In 2057, wearables have full market penetration and are commonplace. They are used in every industry and in every facet of life. Advances in material science and sensors provide a never before seen level of sophistication and integration. Materials such as graphene and carbyne allow for light, flexible yet incredibly strong interfaces and biocompatible sensors. The Selflet utilizes nanobot sensors that are ingested and then provide constant real time data through a screen based interface worn on the wrist. Multinational corporations such as Samtech utilize Selflets in their sponsor schools in order to better understand the potential of students and gauge their creative value. Selflets track and combine multiple data points to create scores on social intelligence, technical skill, design thinking, creativity, memory, and social ability. Depending on performance, custom recommendations appear on the Selflet to better allow students to improve their standing.
To highlight how creative curriculum becomes the foundation of schools in the future, we structured classroom learning around four main pillars—Social Intelligence, Technical Skill, Creativity and Design thinking. This design choice was made to reflect the skills professionals will have in the future that AI will have difficulty replacing.
AI is also used to see where in the job market students best fit into. It takes the full range of collected selflet data and assesses whether or not future matched professions are at risk of AI replacement. Additionally, AI is utilized to inform students where their academic skills are desired nationally and internationally, indicated through highlighted zones where migration permissions are more likely to be granted.

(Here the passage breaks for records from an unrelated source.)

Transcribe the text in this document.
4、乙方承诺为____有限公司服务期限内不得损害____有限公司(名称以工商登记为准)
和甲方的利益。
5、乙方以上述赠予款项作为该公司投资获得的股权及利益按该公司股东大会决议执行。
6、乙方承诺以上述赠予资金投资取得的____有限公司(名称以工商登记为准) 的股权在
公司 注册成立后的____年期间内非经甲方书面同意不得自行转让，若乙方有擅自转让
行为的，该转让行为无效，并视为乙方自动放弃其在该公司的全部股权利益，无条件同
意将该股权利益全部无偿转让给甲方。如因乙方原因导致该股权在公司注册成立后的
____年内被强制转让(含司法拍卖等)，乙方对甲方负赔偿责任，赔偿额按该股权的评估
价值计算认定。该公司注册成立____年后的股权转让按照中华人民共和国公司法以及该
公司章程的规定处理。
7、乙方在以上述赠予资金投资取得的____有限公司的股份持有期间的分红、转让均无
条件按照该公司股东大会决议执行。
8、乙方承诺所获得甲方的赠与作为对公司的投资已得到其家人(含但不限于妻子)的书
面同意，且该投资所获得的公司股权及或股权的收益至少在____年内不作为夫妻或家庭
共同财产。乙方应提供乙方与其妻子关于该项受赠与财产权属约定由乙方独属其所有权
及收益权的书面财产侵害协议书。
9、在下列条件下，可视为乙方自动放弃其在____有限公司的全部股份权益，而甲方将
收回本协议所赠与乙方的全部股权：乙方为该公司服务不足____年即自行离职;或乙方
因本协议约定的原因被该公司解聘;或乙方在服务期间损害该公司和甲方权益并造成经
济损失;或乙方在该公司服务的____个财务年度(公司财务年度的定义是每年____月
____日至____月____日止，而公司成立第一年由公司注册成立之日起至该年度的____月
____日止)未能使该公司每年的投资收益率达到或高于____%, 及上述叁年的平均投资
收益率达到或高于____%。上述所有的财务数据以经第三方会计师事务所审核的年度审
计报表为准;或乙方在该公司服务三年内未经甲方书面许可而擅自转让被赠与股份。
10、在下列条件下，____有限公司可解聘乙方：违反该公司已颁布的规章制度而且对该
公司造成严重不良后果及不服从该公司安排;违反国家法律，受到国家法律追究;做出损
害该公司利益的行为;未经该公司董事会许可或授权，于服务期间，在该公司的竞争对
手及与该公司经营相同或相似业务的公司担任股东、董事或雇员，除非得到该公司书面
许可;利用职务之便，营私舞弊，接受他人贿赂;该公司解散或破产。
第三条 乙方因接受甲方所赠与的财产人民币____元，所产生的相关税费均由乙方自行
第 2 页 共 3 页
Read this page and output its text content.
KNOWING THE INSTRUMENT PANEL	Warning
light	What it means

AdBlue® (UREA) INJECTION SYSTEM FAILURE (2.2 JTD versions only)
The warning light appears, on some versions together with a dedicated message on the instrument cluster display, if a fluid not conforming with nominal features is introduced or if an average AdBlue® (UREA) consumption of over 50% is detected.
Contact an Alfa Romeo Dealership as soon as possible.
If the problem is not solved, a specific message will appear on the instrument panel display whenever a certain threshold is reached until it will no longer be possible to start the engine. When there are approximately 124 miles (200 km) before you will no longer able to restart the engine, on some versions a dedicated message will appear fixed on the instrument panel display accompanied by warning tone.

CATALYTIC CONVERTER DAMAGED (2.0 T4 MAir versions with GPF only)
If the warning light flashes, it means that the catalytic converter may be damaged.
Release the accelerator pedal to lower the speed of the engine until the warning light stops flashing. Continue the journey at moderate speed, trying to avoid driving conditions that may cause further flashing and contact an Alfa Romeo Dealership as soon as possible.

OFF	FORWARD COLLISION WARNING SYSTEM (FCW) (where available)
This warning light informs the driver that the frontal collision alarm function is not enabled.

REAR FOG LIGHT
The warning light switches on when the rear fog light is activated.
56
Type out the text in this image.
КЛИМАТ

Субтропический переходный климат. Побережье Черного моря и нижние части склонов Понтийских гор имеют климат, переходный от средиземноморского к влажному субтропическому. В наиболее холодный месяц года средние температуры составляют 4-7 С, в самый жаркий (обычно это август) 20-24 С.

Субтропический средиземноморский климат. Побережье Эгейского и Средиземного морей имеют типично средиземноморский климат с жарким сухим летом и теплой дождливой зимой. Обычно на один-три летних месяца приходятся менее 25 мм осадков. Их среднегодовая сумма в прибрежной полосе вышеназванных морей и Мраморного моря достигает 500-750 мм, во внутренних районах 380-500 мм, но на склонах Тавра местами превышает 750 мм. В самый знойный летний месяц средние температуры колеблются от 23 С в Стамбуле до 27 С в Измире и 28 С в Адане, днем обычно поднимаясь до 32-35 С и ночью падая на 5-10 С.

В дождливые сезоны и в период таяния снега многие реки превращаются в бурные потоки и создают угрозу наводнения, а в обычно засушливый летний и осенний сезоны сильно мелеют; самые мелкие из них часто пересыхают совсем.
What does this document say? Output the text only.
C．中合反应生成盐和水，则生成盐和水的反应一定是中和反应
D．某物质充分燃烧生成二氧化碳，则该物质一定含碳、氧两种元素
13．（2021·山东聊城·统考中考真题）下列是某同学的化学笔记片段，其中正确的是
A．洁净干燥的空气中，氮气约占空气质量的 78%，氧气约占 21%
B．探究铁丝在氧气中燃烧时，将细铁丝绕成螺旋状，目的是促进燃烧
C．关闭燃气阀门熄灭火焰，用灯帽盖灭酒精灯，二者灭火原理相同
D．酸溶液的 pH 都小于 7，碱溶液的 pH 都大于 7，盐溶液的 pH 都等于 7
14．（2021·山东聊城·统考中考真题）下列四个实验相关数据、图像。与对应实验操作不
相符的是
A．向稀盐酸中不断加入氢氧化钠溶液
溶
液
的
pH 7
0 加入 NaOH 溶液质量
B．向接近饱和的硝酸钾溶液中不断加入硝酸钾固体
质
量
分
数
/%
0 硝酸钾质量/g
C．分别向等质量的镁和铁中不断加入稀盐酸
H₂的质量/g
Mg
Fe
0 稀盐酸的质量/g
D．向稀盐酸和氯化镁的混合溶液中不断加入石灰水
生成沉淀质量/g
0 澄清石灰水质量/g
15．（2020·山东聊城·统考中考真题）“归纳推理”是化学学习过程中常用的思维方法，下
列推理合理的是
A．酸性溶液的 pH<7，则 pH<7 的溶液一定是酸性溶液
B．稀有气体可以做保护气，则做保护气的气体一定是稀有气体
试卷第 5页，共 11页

To show the different dynamics between the characters in the scenario, we described what would be a parent-teacher interview between parents of students in a corporate sponsored- school. This format of interaction was chosen as we wanted to emphasize the pressures of data monitoring and evaluation from a child’s perspective in our future scenario. In a parent-teacher interview, the child is meant to be a passive observer, forced to listen to his/her progress, as well as weaknesses, without being able to intervene.
In this case, the students are being assessed on their creative capacities, and their relevance to the job market. Students in the scenario are instructed to listen in on the conversation between their parents and their teachers. Company agents are characters meant to represent the corporate and government perspective in the scenario.
Lights in the room are dimmed and participants are asked to login to their online student portal through their smart devices to connect to their interviews. Once logged in, they listen to the conversations had by their teacher, parents and Samtech talent agent in regards to their academic performance. All this steps build together the perfect peak climax point of our scenario.

The discussion was necessary regarding the tensions we addressed in the design of the experience. To make the spontaneous discussion a successful one, we defined a clear focus by two questions. We printed them on comment cards and handed out to the participants. As a starter we asked, What were some of your strongest reactions you had to your child’s scenario? This question helped the audience to recall the experience and analyse from their point of view. It helped us to understand whether they grasped the basic elements of the scenario.
For bringing in cohesiveness in the next phase of deep conversation we then asked the next question with a pedagogical goal, using the lens of AI, How do you think AI would affect citizenship and people’s ability to migrate in the future? This lead to a diversified discussion based on the previous emotions of experience. The discussion turned into exploring the relationships between real world scenarios where the audience translated their experiences into a broader scope.